Mucosally supported - Overview and important considerations
- Despite considerable advances in preventive efforts and restorative treatment, a high percentage of elderly people will still become edentulous and increase the demand for care; increasing age adds to the trend
- Treatment of edentulism requires managing the esthetic, functional and biomechanical challenges as well as addressing patients’ psychological/behavioral situation and age-related concerns
- Treatment with full dentures frequently contribute to a predictable and satisfactory quality of life for most edentulous patients, however is not a panacea for the edentulous predicament since some patients might be or become, prosthetically maladaptive
Facial appearance and social interaction
The human face represents a small proportion of the body’s surface; but it embodies our social identities and is a major vehicle for interpersonal communication. Facial appearance reflects inherited characteristics on which may be superimposed effects of disease and trauma; or more commonly, untreated or poorly treated edentulism. The latter poses the hazard of destruction of part of the facial skeleton, distorts overlying soft tissue shape and leads to varying degrees of functional inadequacy. It may also be perceived as equivalent to losing a body part. Its management demands both clinicians’ technical expertise and empathy with patients’ fears and aspirations; and more importantly their individuality.
Management of edentulism
In a public-health context, edentulism results from combinations of dental diseases plus cultural, financial and attitudinal determinants. Its complete denture management is virtually universally available and relatively inexpensive. The clinical skills employed frequently contribute to a predictable and satisfactory quality of life for most edentulous patients, as well as the satisfaction of managing patients’ behavioral and age-related concerns and infirmities. Complete dentures are however not a panacea for the edentulous predicament since an undetermined number of treated patients already are, or will eventually become, prosthetically maladaptive.
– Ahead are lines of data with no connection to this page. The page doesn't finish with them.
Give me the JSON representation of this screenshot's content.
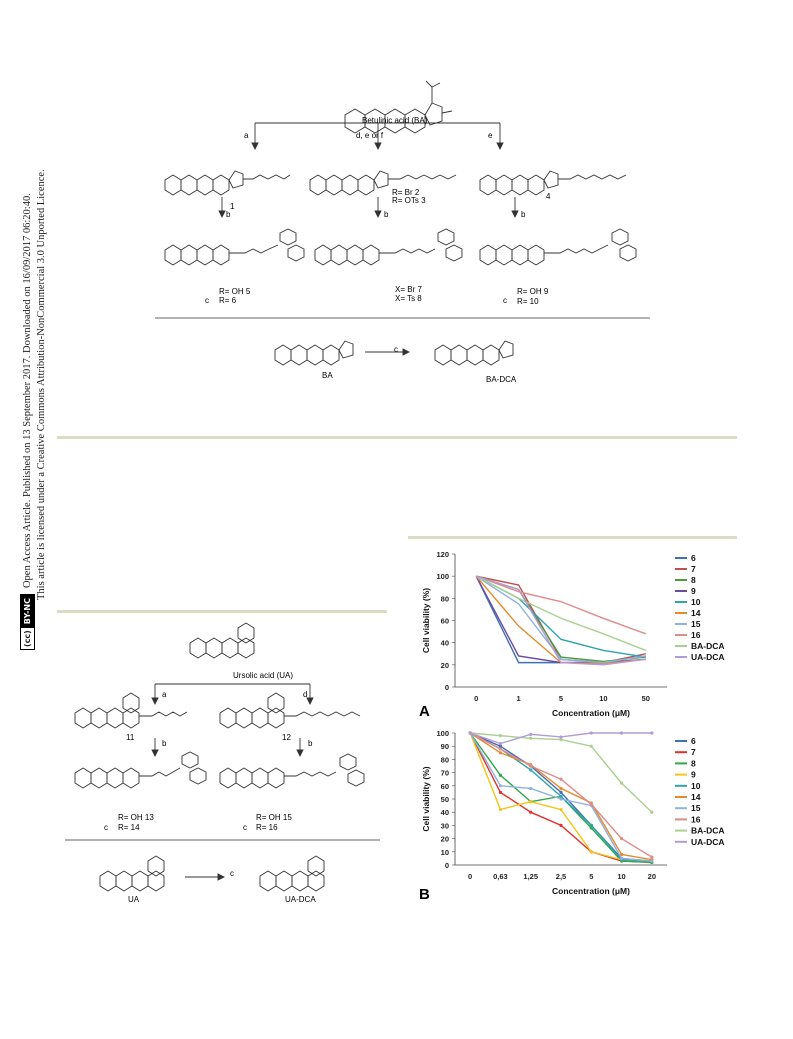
{
  "sidebar": {
    "line1": "Open Access Article. Published on 13 September 2017. Downloaded on 16/09/2017 06:20:40.",
    "line2": "This article is licensed under a Creative Commons Attribution-NonCommercial 3.0 Unported Licence.",
    "badge_cc": "(cc)",
    "badge_bync": "BY-NC"
  },
  "scheme1": {
    "start_label": "Betulinic acid (BA)",
    "step_a": "a",
    "step_def": "d, e or f",
    "step_e": "e",
    "step_b1": "b",
    "step_b2": "b",
    "step_b3": "b",
    "cmpd1": "1",
    "cmpd23_line1": "R= Br   2",
    "cmpd23_line2": "R= OTs  3",
    "cmpd4": "4",
    "cmpd56_c": "c",
    "cmpd56_line1": "R= OH      5",
    "cmpd56_line2": "R=            6",
    "cmpd78_line1": "X= Br   7",
    "cmpd78_line2": "X= Ts   8",
    "cmpd910_c": "c",
    "cmpd910_line1": "R= OH       9",
    "cmpd910_line2": "R=             10",
    "ba_label": "BA",
    "ba_dca_label": "BA-DCA",
    "step_c_bottom": "c"
  },
  "scheme2": {
    "start_label": "Ursolic acid (UA)",
    "step_a": "a",
    "step_d": "d",
    "step_b1": "b",
    "step_b2": "b",
    "cmpd11": "11",
    "cmpd12": "12",
    "cmpd1314_c": "c",
    "cmpd1314_line1": "R= OH        13",
    "cmpd1314_line2": "R=             14",
    "cmpd1516_c": "c",
    "cmpd1516_line1": "R= OH       15",
    "cmpd1516_line2": "R=            16",
    "ua_label": "UA",
    "ua_dca_label": "UA-DCA",
    "step_c_bottom": "c"
  },
  "colors": {
    "rule": "#dcdcc4",
    "s6": "#3f6fb5",
    "s7": "#c0504d",
    "s8": "#4f9a3f",
    "s9": "#6a4c9c",
    "s10": "#2fa3b0",
    "s14": "#e68a2e",
    "s15": "#8fb2de",
    "s16": "#e08a8a",
    "sBADCA": "#a9d08e",
    "sUADCA": "#b29bd6",
    "s7B": "#e0312e",
    "s8B": "#2ea84a",
    "s9B": "#f2c51a"
  },
  "chart_data": [
    {
      "type": "line",
      "panel": "A",
      "ylabel": "Cell viability (%)",
      "xlabel": "Concentration (μM)",
      "categories": [
        "0",
        "1",
        "5",
        "10",
        "50"
      ],
      "ylim": [
        0,
        120
      ],
      "yticks": [
        0,
        20,
        40,
        60,
        80,
        100,
        120
      ],
      "series": [
        {
          "name": "6",
          "color_key": "s6",
          "values": [
            100,
            22,
            22,
            22,
            28
          ]
        },
        {
          "name": "7",
          "color_key": "s7",
          "values": [
            100,
            92,
            25,
            22,
            30
          ]
        },
        {
          "name": "8",
          "color_key": "s8",
          "values": [
            100,
            88,
            27,
            23,
            27
          ]
        },
        {
          "name": "9",
          "color_key": "s9",
          "values": [
            100,
            28,
            22,
            22,
            25
          ]
        },
        {
          "name": "10",
          "color_key": "s10",
          "values": [
            100,
            80,
            43,
            33,
            27
          ]
        },
        {
          "name": "14",
          "color_key": "s14",
          "values": [
            100,
            55,
            22,
            21,
            25
          ]
        },
        {
          "name": "15",
          "color_key": "s15",
          "values": [
            100,
            75,
            25,
            22,
            28
          ]
        },
        {
          "name": "16",
          "color_key": "s16",
          "values": [
            100,
            86,
            77,
            62,
            48
          ]
        },
        {
          "name": "BA-DCA",
          "color_key": "sBADCA",
          "values": [
            100,
            80,
            62,
            48,
            33
          ]
        },
        {
          "name": "UA-DCA",
          "color_key": "sUADCA",
          "values": [
            100,
            88,
            22,
            20,
            25
          ]
        }
      ],
      "legend_position": "right"
    },
    {
      "type": "line",
      "panel": "B",
      "ylabel": "Cell viability (%)",
      "xlabel": "Concentration (μM)",
      "categories": [
        "0",
        "0,63",
        "1,25",
        "2,5",
        "5",
        "10",
        "20"
      ],
      "ylim": [
        0,
        100
      ],
      "yticks": [
        0,
        10,
        20,
        30,
        40,
        50,
        60,
        70,
        80,
        90,
        100
      ],
      "series": [
        {
          "name": "6",
          "color_key": "s6",
          "values": [
            100,
            90,
            75,
            55,
            30,
            5,
            3
          ]
        },
        {
          "name": "7",
          "color_key": "s7B",
          "values": [
            100,
            55,
            40,
            30,
            10,
            3,
            2
          ]
        },
        {
          "name": "8",
          "color_key": "s8B",
          "values": [
            100,
            68,
            48,
            52,
            28,
            3,
            2
          ]
        },
        {
          "name": "9",
          "color_key": "s9B",
          "values": [
            100,
            42,
            48,
            42,
            10,
            4,
            3
          ]
        },
        {
          "name": "10",
          "color_key": "s10",
          "values": [
            100,
            88,
            72,
            52,
            30,
            4,
            3
          ]
        },
        {
          "name": "14",
          "color_key": "s14",
          "values": [
            100,
            85,
            76,
            58,
            47,
            8,
            4
          ]
        },
        {
          "name": "15",
          "color_key": "s15",
          "values": [
            100,
            60,
            58,
            50,
            45,
            5,
            3
          ]
        },
        {
          "name": "16",
          "color_key": "s16",
          "values": [
            100,
            88,
            75,
            65,
            46,
            20,
            6
          ]
        },
        {
          "name": "BA-DCA",
          "color_key": "sBADCA",
          "values": [
            100,
            98,
            96,
            95,
            90,
            62,
            40
          ]
        },
        {
          "name": "UA-DCA",
          "color_key": "sUADCA",
          "values": [
            100,
            92,
            99,
            97,
            100,
            100,
            100
          ]
        }
      ],
      "legend_position": "right"
    }
  ],
  "chartA_letter": "A",
  "chartB_letter": "B"
}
Published reports suggest that complete edentulism has now declined and is likely to continue to do so. However the need for prosthodontic care will remain high due to the increase in life span.
Compelling concerns persist regarding optimal clinical management and health policies:
- Psychological and biomechanical consequences of edentulism cannot be understated, while the unmet need for complete denture treatment is likely to remain high, even in industrialized countries. It may also increase in some.
- A high percentage of older people will still become edentulous and increase the demand for care.
- Long-standing edentulism will require diverse, if unascertained, management options, with a forecasted significant numerical increase in edentulous patients requiring complex and challenging management.